Don M. Boileau, who taught a class at George Mason with Puller, said he received a handwritten note Wednesday from his colleague.
″It was a very precise note regarding students’ grading,″ said Boileau, chairman of the communications department. ″In retrospect, he was wrapping things up. It was very thoughtful. He obviously put a lot into it.″
Puller returned to Vietnam last August for the first time since the war, and said he was overwhelmed when he met disabled Vietnamese veterans
″Here I am, sitting on an NVA (North Vietnam Army) soldier’s bed with him,″ he said ″You know, our stumps are all tangled up. It was incredible.″
Puller earned the Silver Star, two Purple Hearts, the Navy Commendation Medal and the Vietnam Cross of Gallantry.
He served as a director of the Vietnam Memorial Association, an American non-profit group that promotes reconciliation between the United States and Vietnam.
He ran unsuccessfully for Congress in eastern Virginia’s 1st District in 1978.
Puller was a 1963 graduate of Christchurch School in Saluda. After Vietnam, he attended law school at the College of William and Mary, and worked as a Defense Department lawyer before taking a leave of absence to teach.
In a 1992 graduation speech at Christchurch School, Puller told the students he was proof that life offered second, third and even fourth chances.
″By the time I graduated from college, I had flunked out of one school and was on academic and disciplinary probation at another,″ Puller said. ″I was also well on my way to being an out-of-control alcoholic.

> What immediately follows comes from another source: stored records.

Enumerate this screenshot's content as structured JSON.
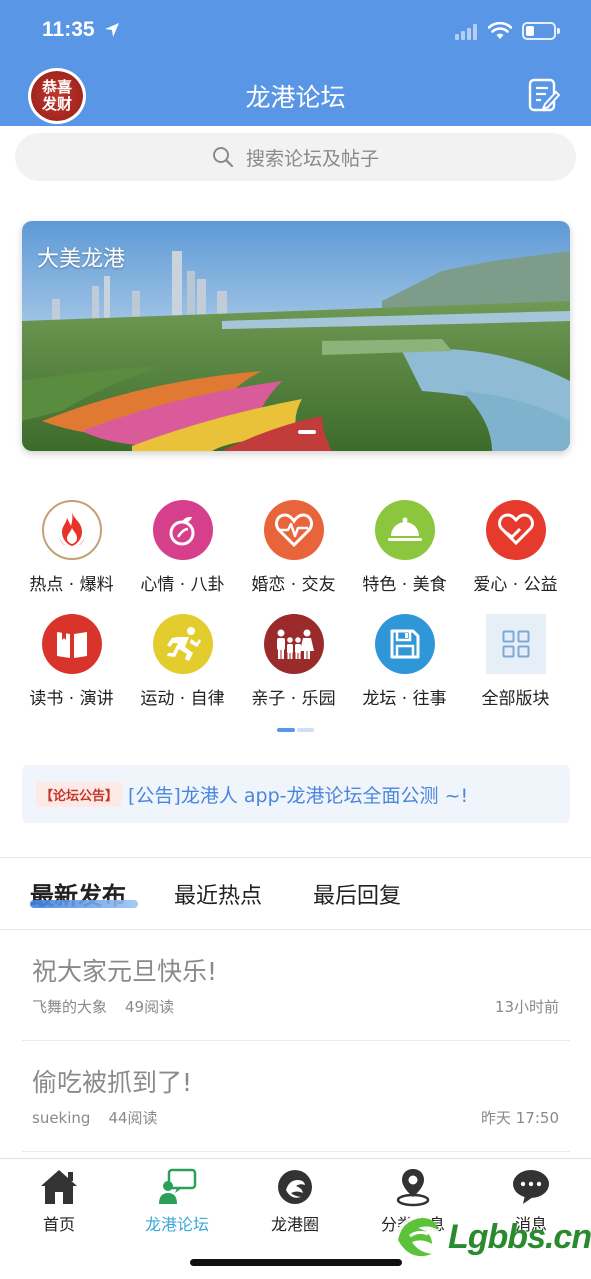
{
  "status_bar": {
    "time": "11:35"
  },
  "header": {
    "avatar_text_line1": "恭喜",
    "avatar_text_line2": "发财",
    "title": "龙港论坛"
  },
  "search": {
    "placeholder": "搜索论坛及帖子"
  },
  "banner": {
    "caption": "大美龙港"
  },
  "categories": [
    {
      "label": "热点 · 爆料",
      "icon": "flame-icon",
      "color": "#ffffff"
    },
    {
      "label": "心情 · 八卦",
      "icon": "fruit-icon",
      "color": "#d63f8c"
    },
    {
      "label": "婚恋 · 交友",
      "icon": "heartbeat-icon",
      "color": "#e8643a"
    },
    {
      "label": "特色 · 美食",
      "icon": "dish-cover-icon",
      "color": "#8cc63f"
    },
    {
      "label": "爱心 · 公益",
      "icon": "hand-heart-icon",
      "color": "#e53a2c"
    },
    {
      "label": "读书 · 演讲",
      "icon": "book-icon",
      "color": "#d9342b"
    },
    {
      "label": "运动 · 自律",
      "icon": "runner-icon",
      "color": "#e3cd2e"
    },
    {
      "label": "亲子 · 乐园",
      "icon": "family-icon",
      "color": "#9b2b2b"
    },
    {
      "label": "龙坛 · 往事",
      "icon": "save-disk-icon",
      "color": "#2f97d8"
    },
    {
      "label": "全部版块",
      "icon": "grid-icon",
      "color": "#e6eef7"
    }
  ],
  "notice": {
    "tag": "【论坛公告】",
    "text": "[公告]龙港人 app-龙港论坛全面公测 ~!"
  },
  "tabs": [
    {
      "label": "最新发布",
      "active": true
    },
    {
      "label": "最近热点",
      "active": false
    },
    {
      "label": "最后回复",
      "active": false
    }
  ],
  "posts": [
    {
      "title": "祝大家元旦快乐!",
      "author": "飞舞的大象",
      "reads": "49阅读",
      "time": "13小时前"
    },
    {
      "title": "偷吃被抓到了!",
      "author": "sueking",
      "reads": "44阅读",
      "time": "昨天 17:50"
    }
  ],
  "bottom_nav": [
    {
      "label": "首页",
      "icon": "home-icon",
      "active": false
    },
    {
      "label": "龙港论坛",
      "icon": "forum-chat-icon",
      "active": true
    },
    {
      "label": "龙港圈",
      "icon": "dragon-circle-icon",
      "active": false
    },
    {
      "label": "分类信息",
      "icon": "location-pin-icon",
      "active": false
    },
    {
      "label": "消息",
      "icon": "message-bubble-icon",
      "active": false
    }
  ],
  "watermark": {
    "text": "Lgbbs.cn"
  },
  "colors": {
    "primary": "#5a96e6",
    "active_nav": "#3aa8d8",
    "notice_text": "#4a86dd",
    "notice_tag": "#c4382c"
  }
}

″I’m not proud of any of this, and I readily acknowledge that most of my problems, most of my misfortunes, were of my own making.″
Funeral arrangements were incomplete Wednesday night, but Mrs. Puller said her husband would be buried in Arlington National Cemetery with full military honors, as was his wish.
In addition to his wife, Puller leaves a son, Lewis B. Puller III, 26, who was born weeks after Puller returned from Vietnam, and a daughter Maggie, 23.